The plaintiffs argued that Amendment A has five subjects: legalizing cannabis, regulating cannabis, taxing cannabis, requiring the South Dakota Legislature to pass laws regarding hemp and ensuring access to medical cannabis.

South Dakotans for Better Marijuana Laws, the group behind Amendment A, filed a response in court on Dec. 7, arguing that the case should be dismissed because voiding Amendment A would overturn the will of the people. Citizens from that group also argued that Amendment A had one subject: cannabis.

On Jan. 8, Gov. Kristi Noem issued an executive order that allowed the legal challenge of Amendment A to proceed. In that order, Noem said, “The initiative process used to place Constitutional Amendment A on the ballot was not proper and violated the procedures set forth in the South Dakota Constitution.”

Also in that order, Noem said she instructed Miller to file the litigation against Amendment A.

Nonetheless, South Dakota Rep. Mike Derby and Sen. Brock Greenfield, both Republicans, went ahead to file legislation Feb. 3 that would implement the state’s adult-use cannabis program that voters approved in Amendment A.

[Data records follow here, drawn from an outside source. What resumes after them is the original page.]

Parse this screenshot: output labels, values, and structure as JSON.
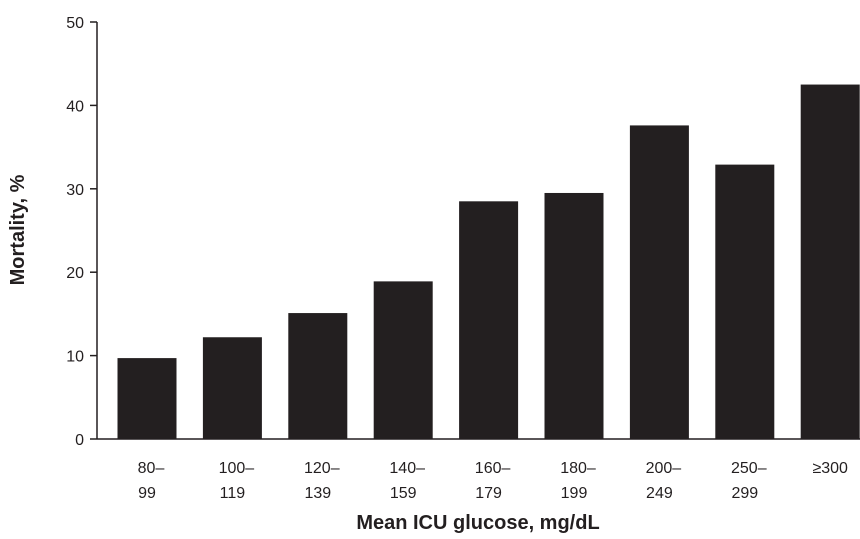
{
  "chart_data": {
    "type": "bar",
    "x_label": "Mean ICU glucose, mg/dL",
    "y_label": "Mortality, %",
    "categories": [
      "80–99",
      "100–119",
      "120–139",
      "140–159",
      "160–179",
      "180–199",
      "200–249",
      "250–299",
      "≥300"
    ],
    "values": [
      9.7,
      12.2,
      15.1,
      18.9,
      28.5,
      29.5,
      37.6,
      32.9,
      42.5
    ],
    "color": "#231f20",
    "ylim": [
      0,
      50
    ],
    "yticks": [
      0,
      10,
      20,
      30,
      40,
      50
    ],
    "grid": false
  }
}
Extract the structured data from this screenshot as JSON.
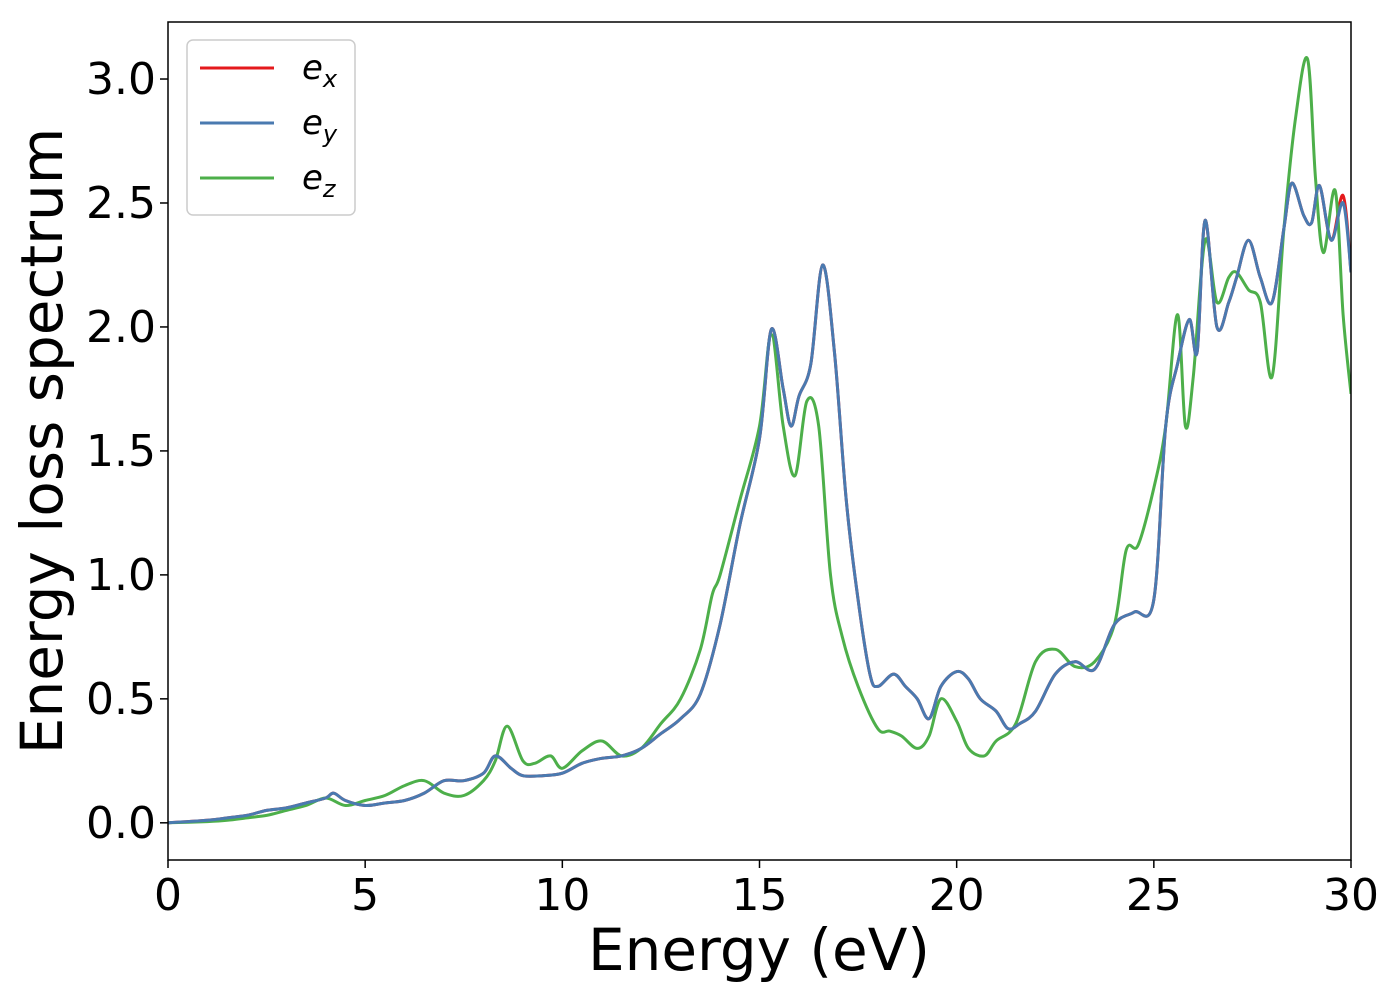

While H.B. 1225 said the legislature does not endorse the decision of the voters, it also said, “In recognition of the voters’ recent decision on Amendment A, the legislature believes it is necessary to enact this legislation to properly ensure the regulated and enforceable administration of laws concerning the sale, possession and consumption of adult-use retail marijuana.”

But the 22-page bill included a provision that would void the proposed law if Amendment A were declared invalid by the South Dakota Supreme Court. The pending lawsuit filed by law enforcement personnel—as instructed by Noem—could be heading in that direction after Klinger’s ruling on Feb. 8.

In the conclusion of her ruling, Klinger also said, “The failure to submit Amendment A through the proper constitutional process, voids the amendment and it has no effect. Accordingly, Plaintiffs’ Motion for Summary Judgment in this matter is granted.”